13 de febrero de 2026

Cap D'Ona - Wood Aged Imperial

Hace muchos años, durante la edad de oro del blog cervecero español, un compañero (creo que fue Jorge de Cerveriana), me dijo: "Huye de las cervezas que llevan cartoncito". Qué razón tenía.

Hoy toca cerveza de las de cartoncito. Y me sabe mal porque he tenido muy buenas experiencias con la cervecera francesa Cap D'Ona -que llevan ahí desde el principio- y tengo un gran respeto por Gregor Engler, su maestro cervecero, pero lo de hoy no tiene nombre. es duro escribir esto, pero es así.

El ejemplar en cuestión se llama Wood Aged Imperial, según su creador una Brune Stout envejecida en barrica de Pinot Noir de las bodegas Nuits Saint Georges. La receta lleva malta de cebada, centeno y lúpulo. Todo proveniente de la agricultura ecológica y con su correspondiente sello Bio.

La sirvo en la copa para cervezas barrel aged de Spiegelau. Presenta un color marrón muy oscuro, pero sin llegar a negro. A la vista su aspecto no parece ni mucho menos oleoso. Escancio a tope con el objetivo de provocar una bonita cascada invertida que dé lugar a una hermosacorona de espuma, pero aquí me llevo el primer chasco. Ni siquiera consigo que la corona rebase el borde de la copa. Espuma entre lo jabonoso y lo cremoso, muy poco persistente y de color hueso.

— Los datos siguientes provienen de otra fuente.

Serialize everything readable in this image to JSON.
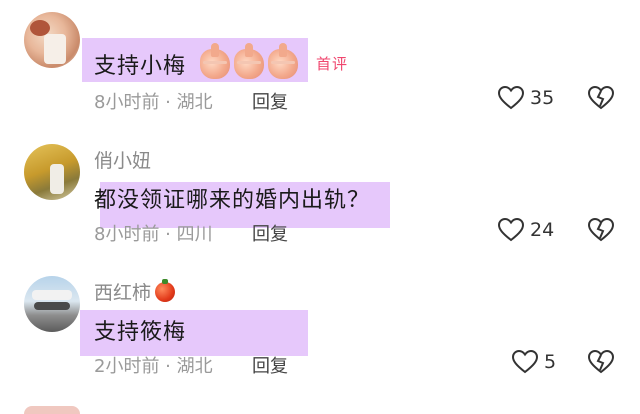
{
  "comments": [
    {
      "username": "",
      "text": "支持小梅",
      "badge": "首评",
      "time_location": "8小时前 · 湖北",
      "reply_label": "回复",
      "like_count": "35"
    },
    {
      "username": "俏小妞",
      "text": "都没领证哪来的婚内出轨？",
      "time_location": "8小时前 · 四川",
      "reply_label": "回复",
      "like_count": "24"
    },
    {
      "username": "西红柿",
      "text": "支持筱梅",
      "time_location": "2小时前 · 湖北",
      "reply_label": "回复",
      "like_count": "5"
    }
  ],
  "colors": {
    "highlight": "#e6c8fb",
    "badge": "#f0466e",
    "meta_text": "#9a9a9a"
  },
  "icons": [
    "heart-outline-icon",
    "broken-heart-icon",
    "tomato-emoji-icon",
    "thumbs-up-emoji-icon"
  ]
}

En napial es alcoholismo puro. Le paso la copa a mi mujer para ver si soy yo o la cerveza. Estamos los dos de acuerdo. En boca es alcohólica a más no poder. Le vuelvo a pasar la copa a mi mujer para que me dé su opinión. Abandona la cata de inmediato. Ultraalcohólica, pasadísima de rosca, un auténtico cubatazo, es algo así como un calimocho de vino con cerveza Imperial Stout. Los vinos que suelo beber (que rondan el 14,0%) no me resultan tan alcohólicos. Es más he bebido cervezas con más graduación que ésta y no me han resultado tan alcohólicas. Entre tanto alcohol se deja entrever algún deje vinoso, un puntito agradable de cereza que hace que me recuerde en cierta medida a los bombones Mon Cherie, chocolate y café. Bastante quemada. Pese a la graduación no me parece que cuente con demasiado cuerpo ni con una textura aterciopelada u oleosa. Muy poco bebestible. Algo de regustillo a madera que le da un puntito avainillado arregla mínimamente el entuerto. Pero que vamos, a la postre queta todo sepultado por el alcohol. La verdad es que no repetiría ni de puta coña. Comprada refrigerada en la General de Begudes de Valldoreix. Creo que la broma me salió por más de 9€. 10,0%. Botella de 33cl.